Amazing… They always seem to go wrong in Star Trek though. They always seem to come to life and cause issues on the Bridge, but hopefully that would never happen…
Well no, of course it would happen. Of course it would go wrong if you used technology to recreate alternate realities. Even if you tried to recreate reality there would be some hiccup, the computer would throw some weird algorithm in and then the sky would become green or would be upside down. And you’d be like O.K., “This isn’t supposed to be like this but let’s deal with it. Let’s figure out why we’re walking upside down and be part of the universe we’re looking at.”
And in a way that would be perfectly Plastikman if that kind of thing started to happen.
Exactly! I think those kind of moments where you’re questioning, “Is this real or is this unreal? Am I glad to be here? Is this good? Or is this bad?”
It’s like a welcoming uneasiness and I think a lot of the Plastikman experiences and albums have that kind of sense around them.

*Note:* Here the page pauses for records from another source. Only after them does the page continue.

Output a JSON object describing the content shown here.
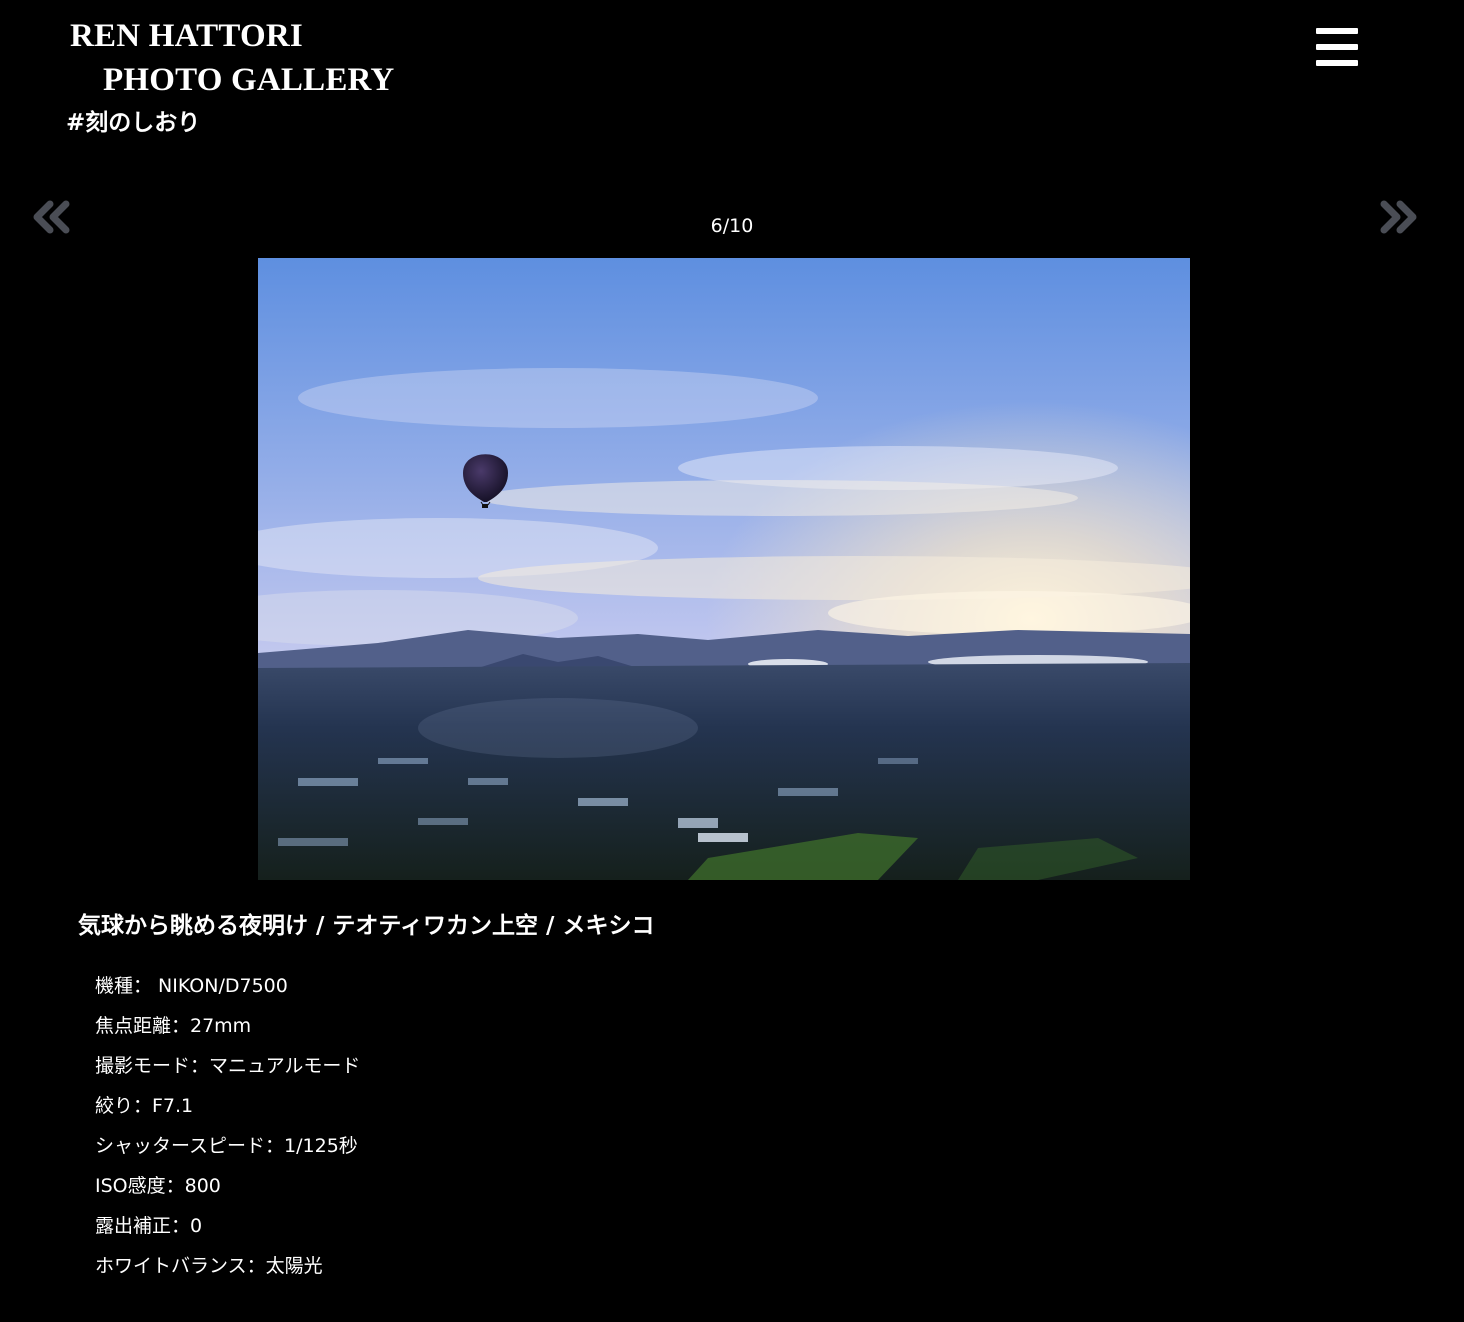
{
  "header": {
    "title_line1": "REN HATTORI",
    "title_line2": "PHOTO GALLERY",
    "tagline": "#刻のしおり",
    "menu_icon": "hamburger-menu-icon"
  },
  "navigation": {
    "prev_icon": "double-chevron-left-icon",
    "next_icon": "double-chevron-right-icon",
    "counter": "6/10"
  },
  "photo": {
    "description": "hot air balloon over plain at dawn",
    "colors": {
      "sky_top": "#5e8fe0",
      "sky_mid": "#a8b8ee",
      "horizon_glow": "#f3e4c8",
      "ground": "#1d2a3a"
    }
  },
  "caption": {
    "title": "気球から眺める夜明け / テオティワカン上空 / メキシコ",
    "specs": [
      "機種： NIKON/D7500",
      "焦点距離：27mm",
      "撮影モード：マニュアルモード",
      "絞り：F7.1",
      "シャッタースピード：1/125秒",
      "ISO感度：800",
      "露出補正：0",
      "ホワイトバランス：太陽光"
    ]
  },
  "colors": {
    "background": "#000000",
    "text": "#ffffff",
    "arrow": "#4a4d55"
  }
}
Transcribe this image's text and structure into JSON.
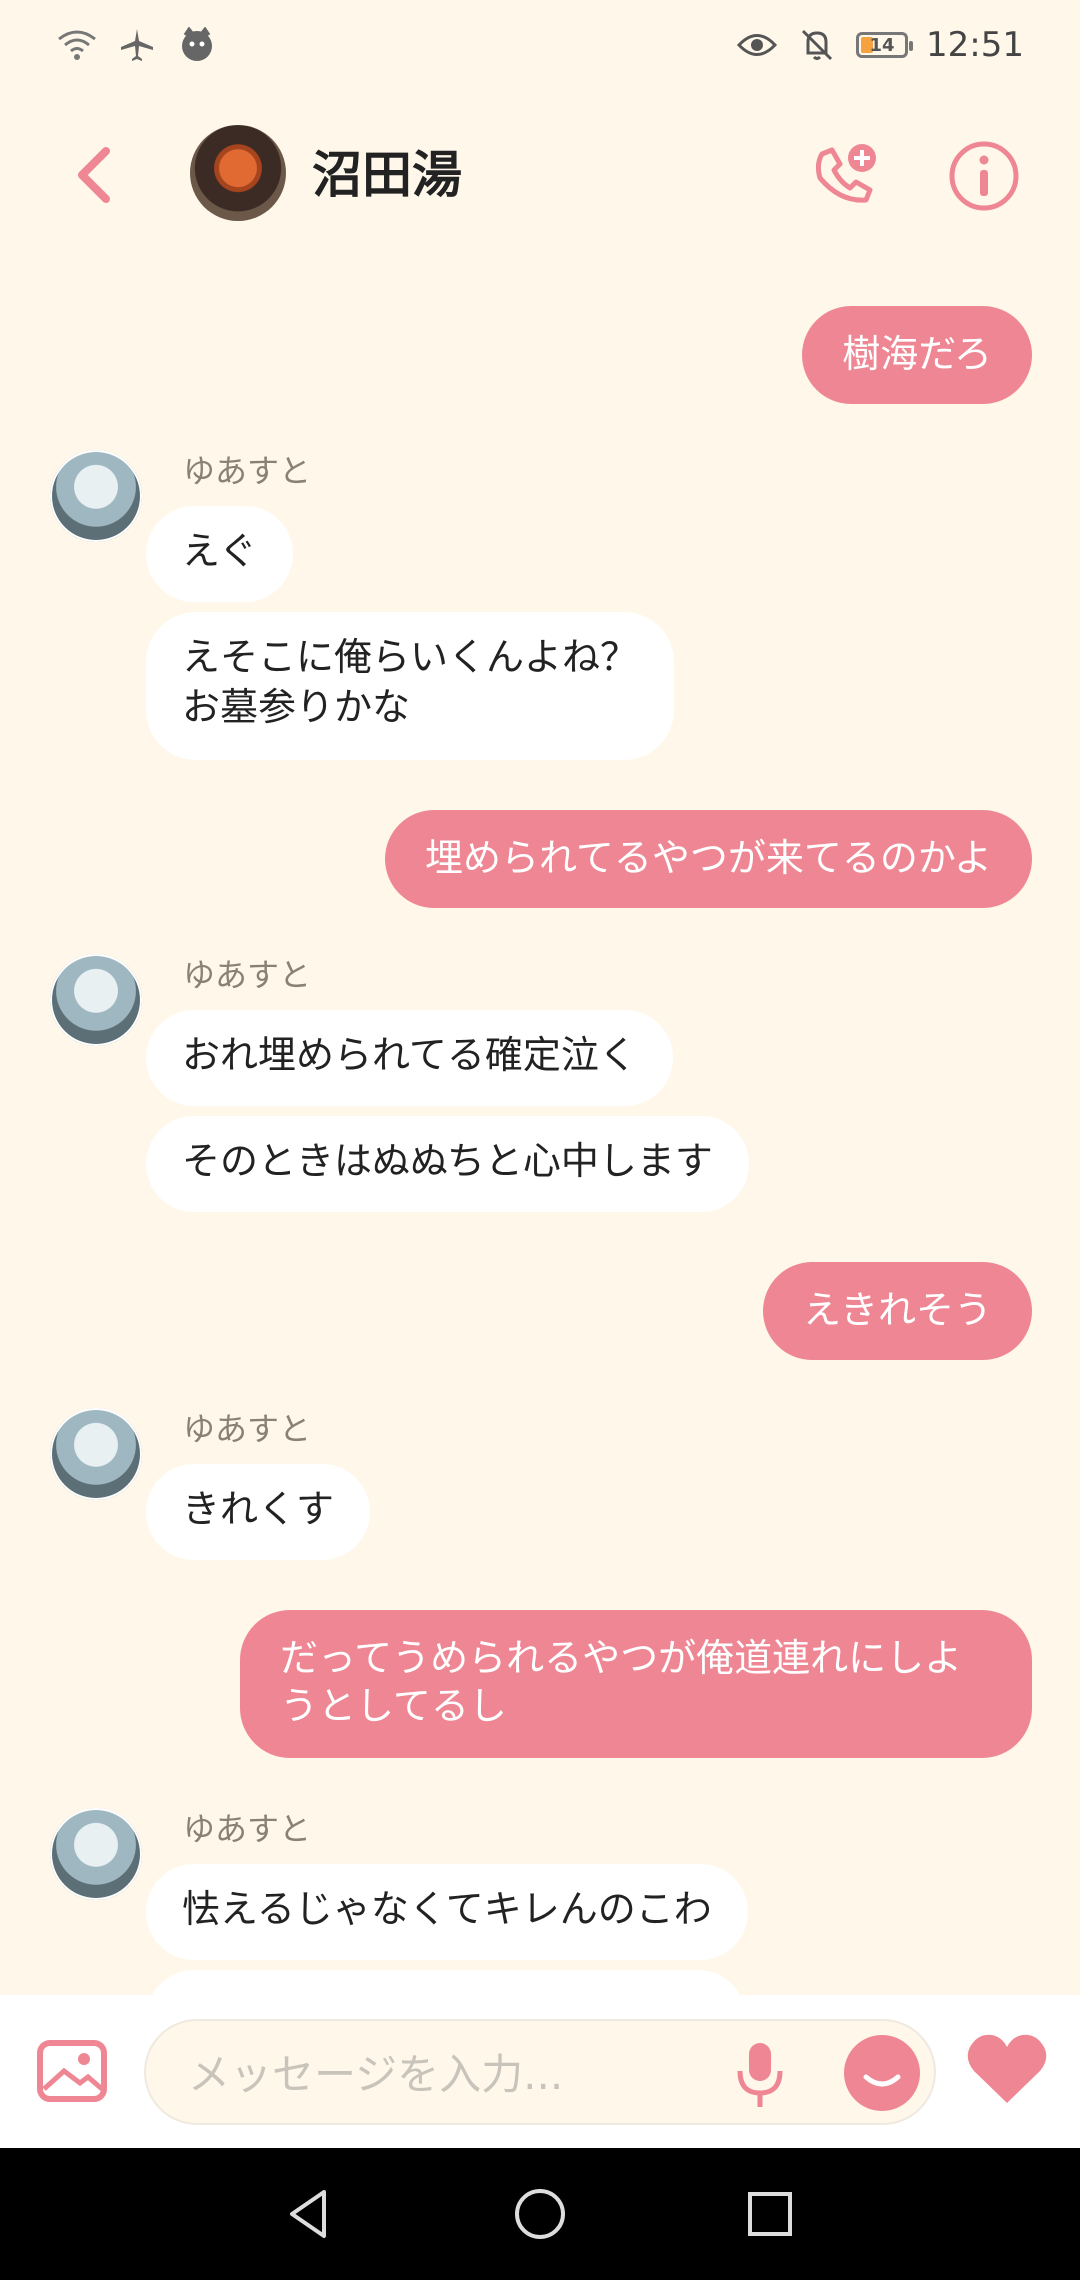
{
  "status_bar": {
    "battery_level": "14",
    "time": "12:51"
  },
  "header": {
    "contact_name": "沼田湯"
  },
  "messages": [
    {
      "dir": "out",
      "text": "樹海だろ"
    },
    {
      "dir": "in",
      "sender": "ゆあすと",
      "bubbles": [
        "えぐ",
        "えそこに俺らいくんよね？\nお墓参りかな"
      ]
    },
    {
      "dir": "out",
      "text": "埋められてるやつが来てるのかよ"
    },
    {
      "dir": "in",
      "sender": "ゆあすと",
      "bubbles": [
        "おれ埋められてる確定泣く",
        "そのときはぬぬちと心中します"
      ]
    },
    {
      "dir": "out",
      "text": "えきれそう"
    },
    {
      "dir": "in",
      "sender": "ゆあすと",
      "bubbles": [
        "きれくす"
      ]
    },
    {
      "dir": "out",
      "text": "だってうめられるやつが俺道連れにしようとしてるし"
    },
    {
      "dir": "in",
      "sender": "ゆあすと",
      "bubbles": [
        "怯えるじゃなくてキレんのこわ"
      ]
    }
  ],
  "input": {
    "placeholder": "メッセージを入力..."
  },
  "colors": {
    "accent": "#EE8793",
    "background": "#FFF7EA",
    "incoming_bubble": "#FFFFFF"
  }
}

I love that idea of a ‘welcoming uneasiness’. I think it’s something a lot of Plastikman fans can probably relate to… So I read before that you’re striving to find the balance between music, technology and art. Do you think you’ve found that balance yet?
Well I think I will always be striving to find a better incarnation of those ideas, but I do feel that when we started with Minus, when we started with Plastikman and the ‘Consumed’ album; we were on the pathway to that idea but we kind of got derailed. The popularity of Minus took us into general ‘club music’ but we were able to bring that back with the Contak’ show. Now with Plastikman live I think were totally on track with the original idea of Minus. Plastikman live is art, technology and music. It’s interactive, it’s entertainment – it’s everything that’s beyond ‘just music’.
It’s interesting you mention the Contakt show – do you think that was a direct reaction to the hype that was going on around Minus at the time?
There was so much hype that we wanted to use that and come back with something warranted. I think Contakt created and maintained the hype, but also delivered on what the hype was about. There was no one out there doing what Contakt did a few years ago.
It was really the testing bed for Plastikman. After Contakt one of my ideas was where does this go? How do we develop this? One of the possible avenues was if we brought audio and visuals even closer together. One of the only ways to do that was to have full control over the music your are playing i.e. creating your own music: using your own tracks and on not playing other people’s records. That was one of the main points to bringing Plastikman live back.
So it’s actually been a very logical progression… Finally, just because Shazam’s all about music discovery: what have been your favourite recent musical finds?
Salem. I like them just from this dark, electro, hip-hop, techno – I don’t what the f*** it is! But they’ve definitely spent too much time taking acid in the woods north of Michigan. That’s interesting for me. I’m really into them.
What’s really inspiring lately is the extreme leftfield electronic music coming out from the circuit bending scene in New York. There’s a guy, Tristan Perich, who re-programming micro chips to make music and his girlfriend, Lesley Flannigan, is building her own speakers and then sending her trained soprano voice through these speakers and feeding them back. It’s really out there but it’s beautiful.